Heels snap back versus Tech, 34-13

CHAPEL HILL, N.C. – That's why they play the games. What a difference a week can make. Every dog has his day. Enter your favorite loveable loser's cliché here.

  • Bunting Quotes
  • Locker Room Report
  • Photo Gallery I
  • Photo Gallery II
  • Box Score
  • With Georgia Tech primed for a letdown and North Carolina's collective backs plastered against the wall, the Tar Heels defense came of age on Saturday. Their special teams played virtually mistake free. And their offense fed off a surprisingly energetic crowd to upset the visiting Yellow Jackets, 34-13, and at least temporarily put to rest rumors of head coach John Bunting's demise.

    "This game was a tribute to our coaching staff and our players," Darian Durant said. "We didn't get down after the Virginia game. We knew what we were capable of doing and we came out and we executed."

    The Tar Heels are 2-1 for the first time since 2000 and 2-0 at home for the first time since 2001. Carolina moved to 1-1 in the ACC, while Tech fell to 2-1 overall and 1-1 in the conference.

    It was Carolina's first win over the Yellow Jackets since Bunting was named the coach and its first since 1997.

    "We played Georgia Tech fairly tough in the fourth quarter and came up empty three years in a row," Bunting said. "This year we were finally able to pull one out against them."

    While the Kenan Stadium announced attendance of 46,250 fans was frenzied for most of the game, former UNC defensive coordinator Jon Tenuta – now at Tech – was going ballistic. From the photo deck, one level below the press box, his tirades resonated much like Bunting's did a week ago in Charlottesville following Carolina's 56-24 defeat at the hand of 16th ranked Virginia.

    While it could hardly be considered ironic, three years and four days ago Bunting found himself in at least a related predicament. In his first season at the helm in Chapel Hill, the Tar Heels found themselves with a 0-3 record and due to face sixth-ranked Florida State in their home opener. Carolina won that game 41-9, in perhaps the school's biggest victory since the implementation of facemasks.

    "In a couple of ways I talked to the football team about that this afternoon," Bunting said. "I mentioned that to them right before we departed. That's when I talked about Jacque Lewis, a guy who is going to be a great man someday. I think some guys grew up a little bit today and now we can see if we can do it again next week."

    Lewis was a man today all right.
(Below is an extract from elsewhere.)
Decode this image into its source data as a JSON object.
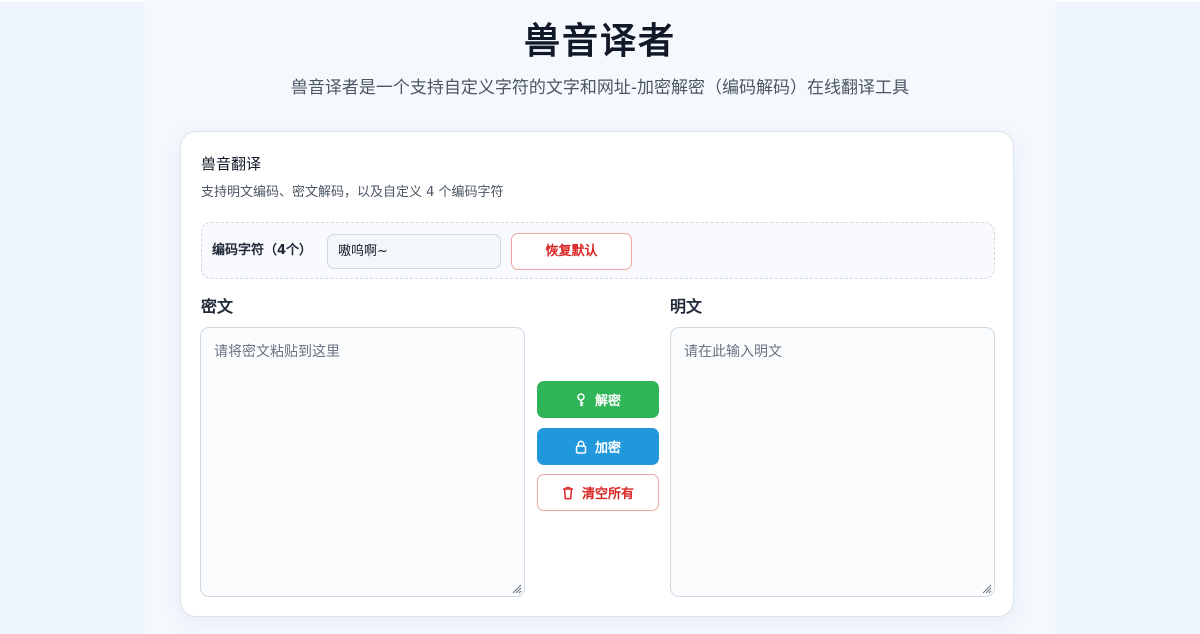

The senior tailback took over for an injured Ronnie McGill and rushed for a career-high 161 yards and two touchdowns. It was his second 100+ yard game this season and the third of his career.

    "We know the kind of talent we need to win," Lewis said. "We went into the game knowing we had to win. We had a bad game last week, offensively and defensively. We came out and practiced hard this week and we played hard this week."

    But the story was the play of the Carolina defense. After giving up 549 yards of offense against Virginia and being the butt of endless ridicule from the media and their fans, the Tar Heels rebounded to hold Tech to 393 yards – not a great total – but more than enough to mark a substantial turnaround.

    More importantly, UNC held the Yellow Jackets to just 13 points, enough for a 21-point victory – the Tar Heels' largest margin in an ACC game since beating Duke, 52-17, on Nov. 17, 2001.

    "I told the guys before the game that team shouldn't score more than 14 points against us," senior safety Gerald Sensabaugh said. "The defense just came to play."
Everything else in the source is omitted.